Sania Exclusive Masterclass Wujudkan Makanan Rumahan di Tengah Pandemi

Romi
Sania Exclusive Masterclass Wujudkan Makanan Rumahan di Tengah Pandemi
Makanan di tengah pandemi Covid-19/ ist

Jakarta, HanTer - Sejauh ini brand tepung terigu Sania dari Wilmar Indonesia meluncurkan Sania Exclusive Masterclass, sebuah program untuk membantu para pelaku usaha makanan rumahan newbie, yang baru memulai usaha dan ingin mengembangkannya.

Mereka memberikan bantuan modal usaha total senilai Rp50 juta serta pelatihan online secara eksklusif bersama empat master di bidangnya.

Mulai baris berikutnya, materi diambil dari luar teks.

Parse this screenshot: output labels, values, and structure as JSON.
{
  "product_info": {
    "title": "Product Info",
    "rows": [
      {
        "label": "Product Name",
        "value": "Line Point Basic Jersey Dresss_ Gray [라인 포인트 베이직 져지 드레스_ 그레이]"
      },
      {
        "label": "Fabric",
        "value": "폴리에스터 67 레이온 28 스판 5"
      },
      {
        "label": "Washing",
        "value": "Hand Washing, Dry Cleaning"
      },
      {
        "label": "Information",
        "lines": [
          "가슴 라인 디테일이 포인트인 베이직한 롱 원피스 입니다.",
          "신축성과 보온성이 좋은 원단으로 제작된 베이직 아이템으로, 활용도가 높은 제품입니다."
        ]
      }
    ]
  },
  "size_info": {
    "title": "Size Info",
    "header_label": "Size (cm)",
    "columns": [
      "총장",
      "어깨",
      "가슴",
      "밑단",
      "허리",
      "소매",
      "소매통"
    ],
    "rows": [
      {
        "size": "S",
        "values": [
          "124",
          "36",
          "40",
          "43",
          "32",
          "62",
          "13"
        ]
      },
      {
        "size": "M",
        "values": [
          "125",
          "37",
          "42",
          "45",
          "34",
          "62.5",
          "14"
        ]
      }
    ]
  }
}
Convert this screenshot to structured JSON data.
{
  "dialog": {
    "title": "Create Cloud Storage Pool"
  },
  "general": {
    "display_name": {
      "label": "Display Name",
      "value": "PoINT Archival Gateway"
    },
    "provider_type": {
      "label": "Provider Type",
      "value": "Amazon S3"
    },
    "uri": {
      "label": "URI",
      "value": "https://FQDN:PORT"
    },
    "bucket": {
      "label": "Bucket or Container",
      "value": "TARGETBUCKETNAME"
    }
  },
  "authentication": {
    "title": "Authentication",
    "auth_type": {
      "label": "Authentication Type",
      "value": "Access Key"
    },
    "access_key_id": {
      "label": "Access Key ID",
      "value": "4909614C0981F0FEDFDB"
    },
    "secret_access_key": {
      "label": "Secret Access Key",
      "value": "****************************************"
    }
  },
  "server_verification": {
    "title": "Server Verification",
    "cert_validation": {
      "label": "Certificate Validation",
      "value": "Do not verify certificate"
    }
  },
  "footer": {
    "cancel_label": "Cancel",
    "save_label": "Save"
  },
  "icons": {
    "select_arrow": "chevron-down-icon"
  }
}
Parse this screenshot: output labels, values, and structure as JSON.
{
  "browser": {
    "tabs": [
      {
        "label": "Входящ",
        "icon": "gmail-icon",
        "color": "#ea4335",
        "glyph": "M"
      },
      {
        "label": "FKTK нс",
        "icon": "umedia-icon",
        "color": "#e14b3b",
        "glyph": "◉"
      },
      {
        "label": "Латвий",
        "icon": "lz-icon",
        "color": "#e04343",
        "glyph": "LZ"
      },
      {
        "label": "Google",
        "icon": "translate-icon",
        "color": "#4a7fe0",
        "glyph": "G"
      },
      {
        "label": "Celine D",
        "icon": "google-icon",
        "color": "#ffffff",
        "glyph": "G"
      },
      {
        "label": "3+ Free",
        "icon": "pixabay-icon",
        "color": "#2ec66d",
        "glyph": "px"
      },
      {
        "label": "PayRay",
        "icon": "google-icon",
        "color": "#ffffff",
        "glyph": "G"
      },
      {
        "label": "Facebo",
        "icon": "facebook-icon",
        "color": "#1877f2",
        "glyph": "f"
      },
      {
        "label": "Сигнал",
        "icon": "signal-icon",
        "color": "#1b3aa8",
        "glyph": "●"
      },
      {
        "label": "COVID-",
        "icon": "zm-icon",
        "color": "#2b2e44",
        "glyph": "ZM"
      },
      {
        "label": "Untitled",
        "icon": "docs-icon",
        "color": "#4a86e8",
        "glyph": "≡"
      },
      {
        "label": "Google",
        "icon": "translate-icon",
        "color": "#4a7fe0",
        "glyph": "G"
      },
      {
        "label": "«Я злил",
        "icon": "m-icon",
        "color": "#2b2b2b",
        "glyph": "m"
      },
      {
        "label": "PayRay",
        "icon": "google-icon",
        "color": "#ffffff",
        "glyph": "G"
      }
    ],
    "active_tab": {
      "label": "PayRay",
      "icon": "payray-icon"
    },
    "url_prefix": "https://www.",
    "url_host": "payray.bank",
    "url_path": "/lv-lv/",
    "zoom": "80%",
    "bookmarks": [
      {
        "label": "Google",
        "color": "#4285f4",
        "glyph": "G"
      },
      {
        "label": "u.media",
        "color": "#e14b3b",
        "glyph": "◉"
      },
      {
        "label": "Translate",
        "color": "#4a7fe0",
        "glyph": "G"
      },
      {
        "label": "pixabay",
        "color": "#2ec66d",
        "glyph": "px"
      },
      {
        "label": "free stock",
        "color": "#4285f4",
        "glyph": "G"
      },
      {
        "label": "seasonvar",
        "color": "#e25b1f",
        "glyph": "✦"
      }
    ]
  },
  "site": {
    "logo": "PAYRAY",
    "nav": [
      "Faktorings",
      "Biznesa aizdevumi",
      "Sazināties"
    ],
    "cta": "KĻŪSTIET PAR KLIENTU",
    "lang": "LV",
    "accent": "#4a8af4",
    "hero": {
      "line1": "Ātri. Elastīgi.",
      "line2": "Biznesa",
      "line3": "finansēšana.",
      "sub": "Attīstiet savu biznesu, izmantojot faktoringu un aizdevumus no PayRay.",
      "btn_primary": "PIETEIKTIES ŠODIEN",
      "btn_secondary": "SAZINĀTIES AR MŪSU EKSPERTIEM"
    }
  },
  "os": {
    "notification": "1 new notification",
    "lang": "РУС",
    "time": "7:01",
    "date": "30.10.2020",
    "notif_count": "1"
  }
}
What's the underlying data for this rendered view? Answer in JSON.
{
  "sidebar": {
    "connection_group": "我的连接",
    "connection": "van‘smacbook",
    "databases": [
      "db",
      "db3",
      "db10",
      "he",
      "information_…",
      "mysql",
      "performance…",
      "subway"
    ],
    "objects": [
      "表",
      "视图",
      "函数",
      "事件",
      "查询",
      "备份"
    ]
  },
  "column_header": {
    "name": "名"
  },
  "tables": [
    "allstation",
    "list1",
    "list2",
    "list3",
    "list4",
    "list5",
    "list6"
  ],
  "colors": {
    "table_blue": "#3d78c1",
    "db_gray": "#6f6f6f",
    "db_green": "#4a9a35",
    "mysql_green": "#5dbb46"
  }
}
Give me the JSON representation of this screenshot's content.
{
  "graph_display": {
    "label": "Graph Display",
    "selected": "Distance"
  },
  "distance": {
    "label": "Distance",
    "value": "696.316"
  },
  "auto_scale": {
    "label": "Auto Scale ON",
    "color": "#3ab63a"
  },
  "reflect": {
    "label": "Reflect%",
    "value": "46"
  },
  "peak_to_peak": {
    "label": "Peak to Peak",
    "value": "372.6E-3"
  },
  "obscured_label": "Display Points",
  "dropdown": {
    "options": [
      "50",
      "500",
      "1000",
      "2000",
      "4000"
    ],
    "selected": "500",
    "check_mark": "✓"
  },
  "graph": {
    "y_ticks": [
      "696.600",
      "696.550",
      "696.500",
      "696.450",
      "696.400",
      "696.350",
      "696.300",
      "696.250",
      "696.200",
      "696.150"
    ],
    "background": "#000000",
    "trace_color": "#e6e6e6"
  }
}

"Melalui program ini, para pengusaha makanan rumahan yang menggunakan bahan baku tepung terigu protein sedang dan berjualan secara online kurang dari satu tahun diajak untuk mengunggah foto menu andalan usahanya serta menceritakan latar belakang usaha di media social,” kata Marketing Manager Sania, Nuri Rialen, Kamis (24/9/2020).

"Ada 10 peserta terbaik yang dipilih untuk mendapatkan modal usaha senilai puluhan juta rupiah dan akan dibina melalui empat kelas eksklusif yang diselenggarakan secara online untuk mengembangkan usahanya," terangnya.

Dikatakannya, akan ada empat kelas yang bisa diikuti secara daring oleh para pelaku usaha kuliner, di antaranya Kitchen Class bersama Chef Yongki Gunawan, master baking Indonesia dengan pengalaman lebih dari 40 tahun.

Kemudian Photography Class bersama Charlie Sugiri, master food photography yang telah dipercaya menangani lebih dari 100 klien Food & Beverage. Selain itu, ada juga Marketing Class bersama Yosef Baskoro, master online marketing yang merupakan creative marketer dan pendiri sekolahpebisnis.com. 

Terakhir, Finance Class bersama Yuszak Yahya, master usaha mikro, kecil dan menengah (UMKM) Indonesia yang telah berhasil sukseskan ribuan wirausaha di 30 kota.

"Keempat topik pelatihan kelas online eksklusif tersebut telah kami siapkan dan sesuaikan dengan kebutuhan skill dalam mengembangkan usaha mereka di dalam kondisi pandemi saat ini," kata Nuri.

Program ini sekaligus memberi kesempatan bagi pelaku usaha rumahan untuk meningkatkan skills berwirausaha dan beradaptasi di tengah kondisi pandemi saat ini.

"Harapannya, hal ini bisa menjadi bekal sekaligus stimulus bagi para pelaku usaha makanan rumahan di Indonesia untuk tetap terus berkembang dan beradaptasi sehingga bisa menjadi pengusaha sukses yang handal di bidang kuliner," tambah Nuri.